Apart from the architecture described above, Dynamo uses optimizations like read-repair where, during quorum, if a node returns a stale response for a read query, it is updated with the latest version of data. Similarly, since writes follow reads, the coordinator for read operation is the node that replies fastest to the previous read operation. This increases the chances of having read you write consistency.
To further reduce the latency, each node maintains an object buffer in its main memory where write operations are stored and written to disk by a separate thread. The read operations also first refer the in-memory buffer before checking the disks. There is an added risk of the node crashing before writing the objects from the buffer to the disk. To mitigate this, one of the N replicas performs a durable write — that is, the data is written to the disk. Since the quorum requires only W responses, latency due to one node does not affect the performance.
Amazon also experimented with different partitioning schemes to ensure uniform load distribution and adopted the scheme where hash space is divided into Q equally sized partitions and placement of partition is decoupled from the partitioning scheme.
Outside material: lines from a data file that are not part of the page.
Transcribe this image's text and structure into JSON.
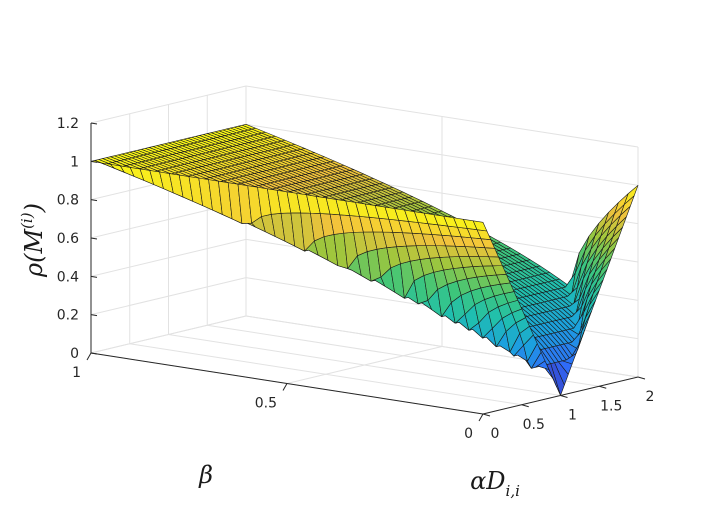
{
  "chart_data": {
    "type": "surface",
    "title": "",
    "xlabel": "αD_{i,i}",
    "ylabel": "β",
    "zlabel": "ρ(M^{(i)})",
    "xlim": [
      0,
      2
    ],
    "ylim": [
      0,
      1
    ],
    "zlim": [
      0,
      1.2
    ],
    "xticks": [
      "0",
      "0.5",
      "1",
      "1.5",
      "2"
    ],
    "yticks": [
      "0",
      "0.5",
      "1"
    ],
    "zticks": [
      "0",
      "0.2",
      "0.4",
      "0.6",
      "0.8",
      "1",
      "1.2"
    ],
    "grid": true,
    "colormap": [
      "#3e26a8",
      "#2f6cf9",
      "#1ca0df",
      "#1fbfb0",
      "#3ec67a",
      "#9fc63d",
      "#f3c33c",
      "#fafa14"
    ],
    "function": "rho = max over 2x2 iteration eigenvalues |lambda|, with lambda^2 - (1 + beta - x) lambda + beta = 0, x = alpha*D_ii",
    "samples": [
      {
        "x": 0,
        "y": 0,
        "z": 1
      },
      {
        "x": 0,
        "y": 1,
        "z": 1
      },
      {
        "x": 1,
        "y": 0,
        "z": 0
      },
      {
        "x": 1,
        "y": 1,
        "z": 1
      },
      {
        "x": 2,
        "y": 0,
        "z": 1
      },
      {
        "x": 0.5,
        "y": 0.5,
        "z": 0.707
      },
      {
        "x": 1.5,
        "y": 0.5,
        "z": 0.707
      }
    ]
  }
}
Although Dynamo is primarily designed as a write intensive data store, N, R and W provides ample control to modify its behavior for other scenarios as well. For example, setting R = 1 and W = N makes it a high performance read engine. Services maintaining product catalog and promotional items can use this mode. Similarly setting W = 1 means a write request is never rejected as long as at least one server is up though this increases the risk of inconsistency. Given that Dynamo allows the clients to override the conflict resolution methods, it becomes a general solution for many more scenarios than it was originally intended for.
One limitation is the small size of data for which it is designed. The choice makes sense in the context of Amazon but it would be interesting to see how storing larger values affects its performance. The response time would obviously increase as more data needs to be transferred and in-memory buffers would be able to store lesser data. But using caching and larger in memory buffers, the response time may be brought down to the limit that Dynamo can be used with somewhat larger data objects as well.
Dynamo scales well for a few hundred of nodes but it will not scale equally well for tens of thousands of nodes because of the large overhead of maintaining and distributing the routing table whose size increases with the number of nodes. Another problem that Amazon did not have to face was a high conflict resolution rate. They observed that around 99.94% requests saw exactly one version. Had this number been higher, the latency would have been more.
All in all, Dynamo is not a universal solution for a distributed key-value store. But it solves one problem and it solves it very well.